Although his speech and demeanor suggested something quite different, Grant came from a blue-collar working-class family. Life was not always easy for the star. When he was nine years old, he came home from school one day to find his mother gone. Told she was visiting a seaside resort, the truth was that she was in a mental institution, and Cary would not see her again until his late 20s.
Coming to the United States in 1920 to play in the Broadway show Good Times, Grant stayed on when the show closed. He joined Paramount Studios in 1932, but when his contract was up, he became an independent. This allowed him to pick his own scripts and he chose wisely. What followed was a long succession of tremendously successful screwball comedies like Bringing Up Baby, with Katharine Hepburn and My Favorite Wife with Irene Dunne.
In the 1940s and ’50s, Grant also developed a close relationship with Alfred Hitchcock. He appeared in several highly acclaimed Hitchcock films such as Suspicion, Notorious, To Catch a Thief, and North by Northwest.
Starring in over 70 films, Grant was as good in comedy as he was in thriller dramas. Nominated for Academy Awards in 1941 and 1944, Grant was overlooked both times. The Academy finally gave him a well-deserved honorary Oscar in 1970. In 2005, Premiere Magazine ranked him as the #1 Movie Star of All Time.

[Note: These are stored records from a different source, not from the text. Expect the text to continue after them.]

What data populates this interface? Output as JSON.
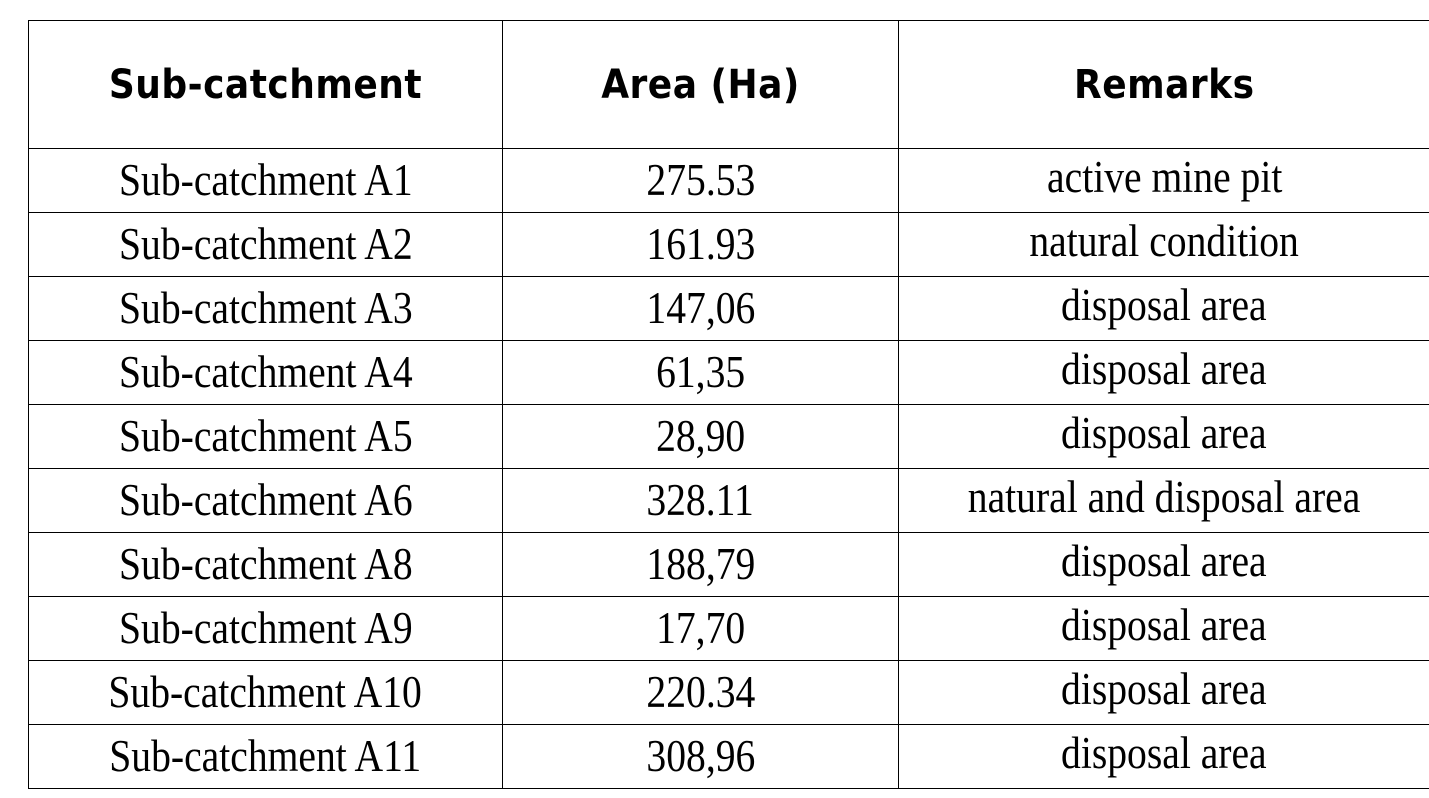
{
  "table": {
    "headers": [
      "Sub-catchment",
      "Area (Ha)",
      "Remarks"
    ],
    "rows": [
      {
        "name": "Sub-catchment A1",
        "area": "275.53",
        "remarks": "active mine pit"
      },
      {
        "name": "Sub-catchment A2",
        "area": "161.93",
        "remarks": "natural condition"
      },
      {
        "name": "Sub-catchment A3",
        "area": "147,06",
        "remarks": "disposal area"
      },
      {
        "name": "Sub-catchment A4",
        "area": "61,35",
        "remarks": "disposal area"
      },
      {
        "name": "Sub-catchment A5",
        "area": "28,90",
        "remarks": "disposal area"
      },
      {
        "name": "Sub-catchment A6",
        "area": "328.11",
        "remarks": "natural and disposal area"
      },
      {
        "name": "Sub-catchment A8",
        "area": "188,79",
        "remarks": "disposal area"
      },
      {
        "name": "Sub-catchment A9",
        "area": "17,70",
        "remarks": "disposal area"
      },
      {
        "name": "Sub-catchment A10",
        "area": "220.34",
        "remarks": "disposal area"
      },
      {
        "name": "Sub-catchment A11",
        "area": "308,96",
        "remarks": "disposal area"
      }
    ]
  }
}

Even though Grant had become an American citizen in 1942, England’s King George VI gave him the King’s Medal for Service in the Cause of Freedom on April 18, 1947. During World War II, Grant had donated his entire earnings from the hit movie, The Philadelphia Story, to the British War effort. Then, after the United States entered the war, the star donated his earnings from Arsenic and Old Lace to the US War Relief Fund.
Grant was married five times and had one child, Jennifer, with his fourth wife, Dyan Cannon. After her birth, Grant retired from acting to become a full-time dad, though he did pursue a number of business interests. Grant died on November 29, 1986, in Davenport, Iowa, when he suffered a stroke while on tour with his one-man show An Evening with Cary Grant.